At this point we present the Fermat number transform (FNT). The t^{th} Fermat number is given by $F_t=2^b+1$, with $b=2^t$. The well known Fermat numbers are for $t=0,1,2,3,4,5,6$ ($F_t$ is prime for $0\le t \le 4$), (Boussakta, 1988). The Fermat number transform is given by

$X(k,l)=\sum_{n=0}^{N-1} \sum_{m=0}^{M-1}x(n,m)\alpha_{1}^{nk}\alpha_{2}^{ml} \mod F_t$

with $k=0,\ldots, N-1, l=0,\ldots,M-1$. $\alpha_1$ and $\alpha_2$ are roots of unity of order $N$ and $M$ respectively $(\alpha_{1}^{N}=\alpha_{2}^{M}=1 \mod F_t)$.

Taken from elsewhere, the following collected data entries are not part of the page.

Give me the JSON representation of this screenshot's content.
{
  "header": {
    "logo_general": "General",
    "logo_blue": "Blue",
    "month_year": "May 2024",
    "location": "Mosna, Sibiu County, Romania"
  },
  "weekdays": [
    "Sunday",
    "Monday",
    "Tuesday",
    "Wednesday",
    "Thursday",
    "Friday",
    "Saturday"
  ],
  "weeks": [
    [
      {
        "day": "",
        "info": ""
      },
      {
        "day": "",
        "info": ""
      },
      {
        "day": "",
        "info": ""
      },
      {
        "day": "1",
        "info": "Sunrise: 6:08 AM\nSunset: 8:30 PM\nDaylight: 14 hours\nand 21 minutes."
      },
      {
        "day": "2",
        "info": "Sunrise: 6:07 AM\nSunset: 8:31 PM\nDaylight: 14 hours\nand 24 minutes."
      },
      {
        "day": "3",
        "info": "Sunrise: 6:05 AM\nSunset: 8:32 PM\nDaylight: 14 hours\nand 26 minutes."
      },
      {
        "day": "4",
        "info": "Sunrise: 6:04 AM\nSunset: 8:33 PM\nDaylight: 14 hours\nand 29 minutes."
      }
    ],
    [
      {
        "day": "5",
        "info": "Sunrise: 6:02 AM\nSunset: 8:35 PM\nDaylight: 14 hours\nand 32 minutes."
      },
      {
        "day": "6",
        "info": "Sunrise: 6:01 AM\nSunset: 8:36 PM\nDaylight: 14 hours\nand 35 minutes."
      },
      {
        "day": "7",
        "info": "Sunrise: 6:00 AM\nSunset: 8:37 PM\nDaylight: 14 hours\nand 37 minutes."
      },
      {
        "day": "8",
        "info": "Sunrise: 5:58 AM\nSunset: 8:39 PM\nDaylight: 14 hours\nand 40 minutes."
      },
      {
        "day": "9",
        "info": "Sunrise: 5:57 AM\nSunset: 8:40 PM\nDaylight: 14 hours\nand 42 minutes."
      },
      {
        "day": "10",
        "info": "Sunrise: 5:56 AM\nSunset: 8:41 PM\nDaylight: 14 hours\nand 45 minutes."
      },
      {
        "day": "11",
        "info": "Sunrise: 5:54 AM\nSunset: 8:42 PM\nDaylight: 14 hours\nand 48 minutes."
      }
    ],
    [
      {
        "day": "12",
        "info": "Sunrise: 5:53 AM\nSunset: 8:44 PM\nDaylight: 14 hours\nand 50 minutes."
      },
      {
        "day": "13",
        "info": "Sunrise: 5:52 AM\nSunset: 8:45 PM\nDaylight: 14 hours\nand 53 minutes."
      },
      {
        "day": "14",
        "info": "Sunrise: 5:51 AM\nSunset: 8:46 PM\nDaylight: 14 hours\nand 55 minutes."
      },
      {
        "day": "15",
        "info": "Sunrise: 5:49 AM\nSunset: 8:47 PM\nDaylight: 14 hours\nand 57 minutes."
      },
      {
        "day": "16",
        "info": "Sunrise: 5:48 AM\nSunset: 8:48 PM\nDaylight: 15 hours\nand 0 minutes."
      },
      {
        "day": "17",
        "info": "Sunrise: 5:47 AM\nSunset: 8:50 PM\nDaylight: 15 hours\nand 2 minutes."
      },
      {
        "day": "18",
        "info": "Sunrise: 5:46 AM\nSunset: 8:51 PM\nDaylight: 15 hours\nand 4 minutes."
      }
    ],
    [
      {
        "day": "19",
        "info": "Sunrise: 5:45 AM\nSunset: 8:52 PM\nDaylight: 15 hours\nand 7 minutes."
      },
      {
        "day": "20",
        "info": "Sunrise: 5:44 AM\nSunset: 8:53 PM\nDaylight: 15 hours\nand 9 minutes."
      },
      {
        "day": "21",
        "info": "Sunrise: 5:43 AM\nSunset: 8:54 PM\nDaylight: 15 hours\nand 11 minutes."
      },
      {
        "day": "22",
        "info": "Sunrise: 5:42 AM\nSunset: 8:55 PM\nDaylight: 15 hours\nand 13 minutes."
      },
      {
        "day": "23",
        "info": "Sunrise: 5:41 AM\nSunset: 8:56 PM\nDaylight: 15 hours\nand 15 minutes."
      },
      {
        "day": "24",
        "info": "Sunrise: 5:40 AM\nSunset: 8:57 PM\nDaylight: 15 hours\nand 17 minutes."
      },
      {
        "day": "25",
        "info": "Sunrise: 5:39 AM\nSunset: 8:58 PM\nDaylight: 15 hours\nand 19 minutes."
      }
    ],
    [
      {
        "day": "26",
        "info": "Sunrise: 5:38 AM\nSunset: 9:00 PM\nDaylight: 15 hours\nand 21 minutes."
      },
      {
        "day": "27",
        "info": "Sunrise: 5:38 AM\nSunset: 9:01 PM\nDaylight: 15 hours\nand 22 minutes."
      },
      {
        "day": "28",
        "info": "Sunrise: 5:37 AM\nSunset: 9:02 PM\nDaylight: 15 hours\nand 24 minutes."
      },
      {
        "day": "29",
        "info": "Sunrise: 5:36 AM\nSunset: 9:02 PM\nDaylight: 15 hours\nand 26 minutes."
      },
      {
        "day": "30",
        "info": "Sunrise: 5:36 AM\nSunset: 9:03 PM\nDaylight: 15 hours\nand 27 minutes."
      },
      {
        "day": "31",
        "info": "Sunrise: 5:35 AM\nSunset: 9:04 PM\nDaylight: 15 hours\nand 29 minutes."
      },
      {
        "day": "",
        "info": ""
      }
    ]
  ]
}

Going back to the decomposition, the last term for $X_3(k,l)$ will be denoted as $X_4(k,l)$, then

$X_4(k,l)=\sum_{n=1}^{N-1} \sum_{m=1}^{M-1}x(n,m){\rm cas}(\frac{2\pi nk}{N}+\frac{2\pi ml}{M}),$

$k=1,2,\ldots,N-1$

$l=1,2,\ldots,M-1.$

If $g_1$ and $g_2$ are primitive roots of $N$ and $M$ (which are guaranteed to exist if $M$ and $N$ are prime) then $g_1$ and $g_2$ map $(n,m)$ to $(g_1^{n}\mod N, g_2^m\mod M).$ So, mapping $n,m,k$ and $l$ to $g_1^{-n},g_2^{-m}, g_1^k$ and $g_2^l$, one gets the following,

$X_4(g_1^k,g_2^l)=\sum_{n=0}^{N-2} \sum_{m=0}^{M-2}x(g_1^{-n},g_2^{-m}){\rm cas}(\frac{2\pi g_1^{ (-n+k)}}{N}+\frac{2\pi g_2^{(-m+l)}}{M}),$

$k=0,1,\ldots,N-2$

$l=0,1,\ldots,M-2$.

Which is now a circular convolution. With $Y(k,l)=X_4(g_1^k,g_2^l)$, $y(n,m)=x(g_1^{-n},g_2^{-m})$, and $h(n,m)={\rm cas}(\frac{2\pi g_1^n}{N}+\frac{2\pi g_2^m}{M})$, one has

$Y(k,l)=\sum_{n=0}^{N-2} \sum_{m=0}^{M-2}y(n,m)h(<k-n>_N,<l-m>_M)$

$Y(k,l)=FNT^{-1} \{FNT[y(n,m)]\otimes FNT[h(n,m)]$

where $\otimes$ denotes term by term multiplication. It was also stated in (Boussakta, 1988) that this algorithm reduces the number of multiplications by a factor of 8–20 over other DHT algorithms at a cost of a slight increase in the number of shift and add operations, which are assumed to be simpler than multiplications. The drawback of this algorithm is the constraint that each dimension of the transform has a primitive root.